Padding Inventory to Assuage Attrition

question

#1

Hi folks. I know that Hank mentioned the cheese of loading your inventory with ham sandwiches to pad against attrition, but what is to stop someone from loading up on legitimate gear to do the same? For example, players can justify the use of all kinds of equipment, from 10-foot poles and caltrops, to pick axes and lanterns. Is there a mechanism that I can employ that balances out this proclivity? For example, in order for a piece of equipment to be eligible for attrition, does it have to have some sort of monetary or mechanical (in-game) value? I haven’t read the entire rules yet; I’m still exploring whether or not to dive into the system. Thanks for any insight.


#2

Though not C&S related, an interesting and simple way to track Inventory could be by slots/size. Depending on the objects’ size:

Inventory space = 10 minimum + CON/STR (etc)
Little = Stacks up to 10/20. 1 slot.
Small = 1 slot
Medium = 2 slots.
Big = 3 slots.

So, if you have an spear, it occupies 3 slots. And so on, so on…


#3

If it’s legitimate gear, it’s legitimate gear. Everything costs points, and if you want to load up on gear to pad out your attrition slots, you’re gonna have less to spend on skills and customized gear.

With that said, there’s also nothing stopping you from laying your own ground rules (for example, only 4 starting items, skills can’t start higher than 12, only 1 customization per item…). You’re the Game Master.

50 Hero Points goes fast though, I don’t think you’re gonna have a real problem. If you do, set some house rules or just talk to your players.


#4

If the player gets a lot of cheap and small items, they go into a small Sack that counts as 1 inventory space. That will stop the Ham Sandwich situation.

If an item is too big with no way of being condensed, it can be considered to take more than 1 slot.

What you’ll also notice is eventually, they will have small and cheap equipment that may not actually be useful to them in that situation. As the game progresses, they will have to leave some stuff behind and use specific loadouts.

If the player decides to cheese the system, they aren’t really effective with cheap tools. They just last longer. It’s not fun for the player.


#5

I think a good house rule would be “If it’s good enough quality and adds a believable, legitimate, logical use, then it’s allowed”. Otherwise, you have players picking up a rusty half broken axe and claiming it’s usable equipment.

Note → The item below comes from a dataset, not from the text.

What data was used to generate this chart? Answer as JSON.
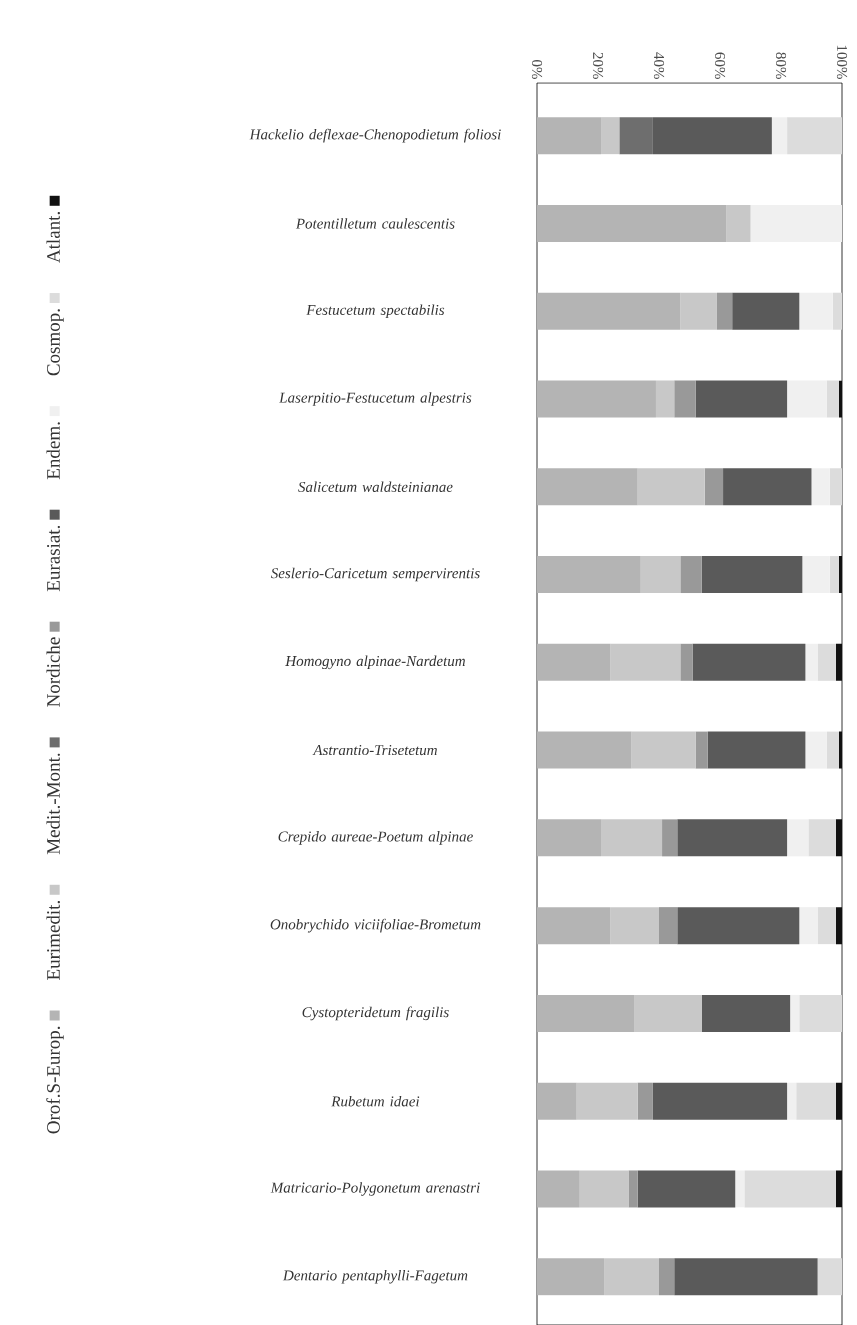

GM: You find a broken staff.
Player: Great, i’ll just add that to my equip…
GM: Hold on… it’s garbage. You can strap the garbage to your backpack if ya wanna hall around garbage, but it’s not usable equipment to be listed.


#6

Thanks for all of the help. I’m digging the system the more I read. It’s certainly different. I’m typically someone who doesn’t quite go for loose rules, so it’s taking me a bit. I’m also really surprised by how much I like the world-building present in the book.


#7

Have you an example of the kind of cheesing you are seeing?

The game says to be stingy with loot. Proper equipment is proper, and when you start destroying equipment, they’ll be able to find and replace with quality equipment.

I’m very old school minded so if they have the right tool for the job, they usually get what they want. And they only have the 10 slots. Nothing carried “unequipped”. If they can’t take it with them, it better be stored somewhere safe for them to come back to OR it’s lost.


#8

And perhaps if the quantity of objects ever fill half the slots then a disadvantage is given to the PC?


#9

I would simply slowly introduce more opponents that deal Destroy damage. That will once in while take out the padding equipment and if they are unlucky some of their high value items. And as mentioned before even cheap stuff costs HP that could have been used on skills or weapon upgrades.


#10

I would say once you fill all of your inventory slots and want to take in other things then you have disadvantage, like in Skyrim


#11

Strict limits. 10 pieces of equipment max. Random junk and small assortment of items go in a sack.

Having a thief with two daggers, bow, armor, cloak, boots, rope, lockpicks is legit and not padding.

Someone carrying 7 daggers has two equipped and 5 in 1 sack


#12

I like this idea. I’ve been reading a lot of similar posts like this and forget that it’s ruling over rules. Gotta make sure I focus on the narrative and not bind myself to what is and isn’t stated in the rules.


#13

Can you elaborate on this? Does that mean if a PC finds a Dagger from an enemy or on the ground and choose to carry it, it will cost the PC 1 Hero Point? If they don’t have that spare HP, they cannot carry the item?


#14

He was referring to enemies destroying player equipment with Destroy Attrition.

If the PC was looking to get something useful in general, they would have to spend and pay Hero Points in narratively appropriate places. In most cases, the enemy equipment is destroyed or useless to the players unless the GM is willing to reward them something they deem is worthwhile.